A DAD of six who went back to court to dispute a £250 fine for a road rage incident was instead sent to prison and ordered to pay more.

Jamie Kent, of Hillary Drive, Didcot, was labelled a ‘bully’ who behaved ‘appallingly’ during a seven-minute altercation with a 65-year-old woman on the afternoon of February 18 last year. 

The 41-year-old electrician was given a two-week custodial sentence and made to pay a further £750 for common assault at Oxford Crown Court today. 

Kent had previously pleaded his innocence over the case, despite CCTV showing him repeatedly returning to the vehicle of Jillian Brownlie to berate her at the Co-op petrol station forecourt, on Wantage Road, Didcot, after she had beeped her horn at him.

His young son watched on and eventually walked away from their vehicle, while various members of the public tried to calm the situation and reassure a ‘terrified’ Mrs Brownlie, who said she suffered an injury during the altercation. 
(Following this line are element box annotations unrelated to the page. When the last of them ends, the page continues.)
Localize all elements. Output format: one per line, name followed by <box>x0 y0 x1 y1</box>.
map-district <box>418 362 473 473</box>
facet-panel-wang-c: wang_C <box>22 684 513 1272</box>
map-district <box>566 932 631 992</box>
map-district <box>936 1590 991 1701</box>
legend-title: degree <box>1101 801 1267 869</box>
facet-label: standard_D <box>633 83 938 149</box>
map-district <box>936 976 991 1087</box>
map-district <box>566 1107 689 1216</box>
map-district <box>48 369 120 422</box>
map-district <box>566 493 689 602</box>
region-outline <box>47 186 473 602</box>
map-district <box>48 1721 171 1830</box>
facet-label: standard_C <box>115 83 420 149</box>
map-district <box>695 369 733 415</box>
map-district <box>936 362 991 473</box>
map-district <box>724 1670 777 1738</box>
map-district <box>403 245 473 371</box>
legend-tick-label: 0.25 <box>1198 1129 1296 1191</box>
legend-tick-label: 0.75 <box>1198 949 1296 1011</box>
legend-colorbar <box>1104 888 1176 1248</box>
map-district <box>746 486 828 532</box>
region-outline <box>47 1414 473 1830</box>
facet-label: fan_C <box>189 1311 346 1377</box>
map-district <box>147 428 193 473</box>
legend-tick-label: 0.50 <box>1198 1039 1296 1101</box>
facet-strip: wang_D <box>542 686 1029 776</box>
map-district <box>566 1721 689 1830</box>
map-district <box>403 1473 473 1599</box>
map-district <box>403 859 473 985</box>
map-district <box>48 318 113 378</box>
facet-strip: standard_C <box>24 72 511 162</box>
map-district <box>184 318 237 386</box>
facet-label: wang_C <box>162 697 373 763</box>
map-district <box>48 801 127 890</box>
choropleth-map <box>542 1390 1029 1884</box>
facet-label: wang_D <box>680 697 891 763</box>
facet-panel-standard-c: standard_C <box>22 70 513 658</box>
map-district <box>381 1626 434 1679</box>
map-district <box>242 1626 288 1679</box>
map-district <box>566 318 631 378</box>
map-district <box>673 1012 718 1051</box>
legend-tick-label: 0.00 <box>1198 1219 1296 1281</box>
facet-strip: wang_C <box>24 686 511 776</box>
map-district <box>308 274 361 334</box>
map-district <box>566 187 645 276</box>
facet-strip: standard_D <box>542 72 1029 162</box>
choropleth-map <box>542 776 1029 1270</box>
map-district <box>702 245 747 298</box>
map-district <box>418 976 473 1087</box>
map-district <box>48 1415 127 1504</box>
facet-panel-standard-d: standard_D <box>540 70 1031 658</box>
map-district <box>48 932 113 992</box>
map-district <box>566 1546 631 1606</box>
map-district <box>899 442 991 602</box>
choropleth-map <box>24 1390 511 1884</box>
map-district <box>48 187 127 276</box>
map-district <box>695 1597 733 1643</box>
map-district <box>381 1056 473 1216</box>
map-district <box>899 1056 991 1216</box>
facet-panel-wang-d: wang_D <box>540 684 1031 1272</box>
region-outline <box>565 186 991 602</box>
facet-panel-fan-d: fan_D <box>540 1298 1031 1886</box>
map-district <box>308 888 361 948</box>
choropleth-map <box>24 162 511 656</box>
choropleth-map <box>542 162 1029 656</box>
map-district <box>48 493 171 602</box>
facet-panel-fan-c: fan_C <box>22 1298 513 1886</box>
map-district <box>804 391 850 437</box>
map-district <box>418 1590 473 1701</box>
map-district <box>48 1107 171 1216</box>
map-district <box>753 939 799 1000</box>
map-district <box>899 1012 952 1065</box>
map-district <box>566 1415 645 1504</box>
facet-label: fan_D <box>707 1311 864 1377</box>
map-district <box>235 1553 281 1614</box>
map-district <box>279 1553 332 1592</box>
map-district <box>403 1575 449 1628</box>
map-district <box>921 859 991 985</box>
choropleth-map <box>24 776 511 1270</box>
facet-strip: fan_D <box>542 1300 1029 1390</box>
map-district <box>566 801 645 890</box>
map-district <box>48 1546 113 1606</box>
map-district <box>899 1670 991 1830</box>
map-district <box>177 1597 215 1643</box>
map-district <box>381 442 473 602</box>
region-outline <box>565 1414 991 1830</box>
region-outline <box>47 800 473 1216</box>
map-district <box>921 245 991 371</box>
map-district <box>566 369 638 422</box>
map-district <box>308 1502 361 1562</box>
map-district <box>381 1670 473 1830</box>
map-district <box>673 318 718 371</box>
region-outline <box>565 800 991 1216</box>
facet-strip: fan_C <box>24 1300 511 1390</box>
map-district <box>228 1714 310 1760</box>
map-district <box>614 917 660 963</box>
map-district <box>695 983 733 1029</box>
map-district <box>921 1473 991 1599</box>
Judge Peter Ross labelled the original sentence handed down by magistrates as ‘wholly inappropriate’, adding that Kent forced open the passenger door of the car.

In court, Kent’s family members cried and one daughter shouted out “I love you Dad” after the sentence was read out. Kent waved goodbye as he left the court, having been berated by Judge Ross for interrupting his summing up. 

Judge Ross said: “You chose to appeal to this court and were advised that the sentence could go up as well as down. 

“You are a man with a previous conviction for violence.

“We watched the seven minutes of appalling behaviour. It is a road rage case.”

Electing not to disqualify Kent from driving, and noting that the incident was in the presence of children, he continued: “You are a man who uses violence as a means of dealing with an issue you don’t like. 

“You chose to lose your temper over a seven minute period (and) kept returning to Mrs Brownlie’s car. 

“She was terrified.”

Tomas Quinn, defending, said the greatest harm from a prison sentence would be felt by the family, who relied upon his income. 

He added: "He is a good father and a provider for his family and if he was to lose (his) employment that would (hurt them)."

Julian Lynch, prosecuting, said the 'sustained' nature of the incident made it worse and suggested some of the hostility was because Kent did not like being challenged by a woman.

Noting Mrs Brownlie’s injury and that her age made her ‘vulnerable’, Judge Ross continued: “You are the classic bully.

"You were seeking to intimidate a woman considerably older than you and it was only when a man stood up to you that you stopped.

“You have many responsibilities, but these are matters that you should have thought about (before the incident).”

  • This article previously stated that another judge - not Judge Ross - oversaw the case.